5 Non-Clinical Careers for Mental Health Professionals
Photo above: A therapist hands their resume to an interviewer.
Whether it is due to life changes, burnout, the need for additional income, or simply curiosity, there are many reasons why a therapist may consider changing careers or pursuing a side job. Thankfully, therapists’ training, education, and expertise can fulfill roles outside of the counseling setting. In fact, here are 5 non-clinical careers and jobs for mental health professionals.
Usually, mental health therapists try their best to stay out of the court room. However, with additional training, clinicians may find satisfaction in serving as a court mediator. Court mediators act as neutral persons who aim to establish relationships between parties and assist in meeting mutually agreed-upon settlements in court cases. Mediators are tasked with facilitating discussion, aiding in conflict resolution, and assisting in coming to agreements in legal cases. Though mental health therapists have the skillset to serve in the role, training is needed to meet the requirements of the Oklahoma District Court Mediation Act before they step into the court room. Clinicians can find information on mediator training by visiting the Keiter Mediation website.
Most mental health therapists complete 6-8 years of study before pursuing licensure and spend years earning specialized training and continuing education to further expand their skillset. Along with allowing them to better serve their clients, clinicians can also use their educational experience to teach others in the field. Therapists may find satisfaction in working as an adjust professor teaching General Psychology and more at a regional school, such as the University of Central Oklahoma or Oklahoma City Community College. If a full semester of teaching doesn’t fit within their schedule, therapists may also share their knowledge by creating continuing education seminars for their colleagues. Clinicians who are interested in facilitating continuing education seminars with the Oklahoma Counseling Institute can complete the Speaker Proposal Form here.
Implementing evidenced-based practices and interventions in the counseling setting are integral to being an ethical practitioner. Clinicians who appreciate learning more about the etiology of psychological disorders or using data to gage treatment outcomes may also be interested in researching the psychological phenomena or program outcomes themselves. Across Oklahoma, universities and private sector facilities have opportunities for research jobs related to psychology.
Life coaches aim to assist clients in identifying and clarifying life objectives, such as professional, relationship, and personal wellbeing goals. Though many skills utilized in the counseling setting may be helpful in serving as a life coach, mental health clinicians who are seeking a second career in coaching may benefit from specialized training to better understand the field of coaching and considerations for separating one’s coaching services from counseling services. For more information on life coach training, visit the College of Executive Coaching site.

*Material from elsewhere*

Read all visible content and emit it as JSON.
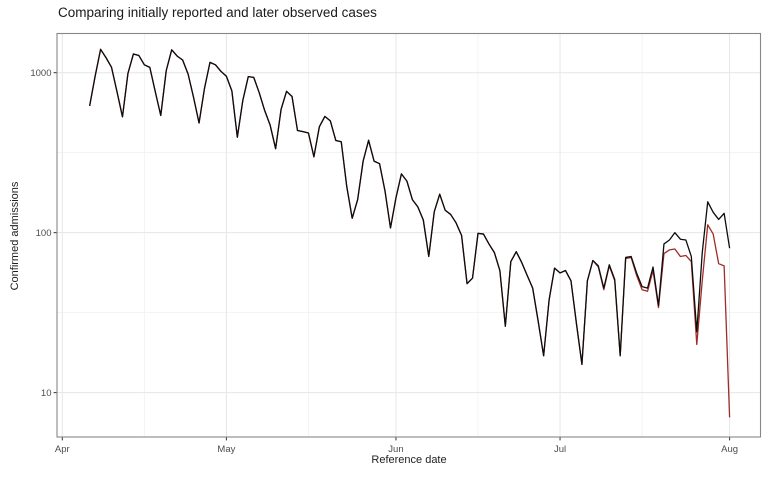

Psychology consultants utilize their specialized training to provide insight to public and private sector administrations on organizational considerations for mental health. Consultants may disseminate information related to psychology by consulting with administrators, writing educational material or articles for organizations, or presenting on psychological wellness. Psychology consultants may find employment through mental health facilities such as CREOKS or by marketing their consulting services to organizations on a freelance basis. Those who are interested in serving as a psychology or behavioral wellness consultant may wish to pursue the credential of Behavioral Health Wellness Coach from the Oklahoma Department of Mental Health and Substance Abuse Services for additional training.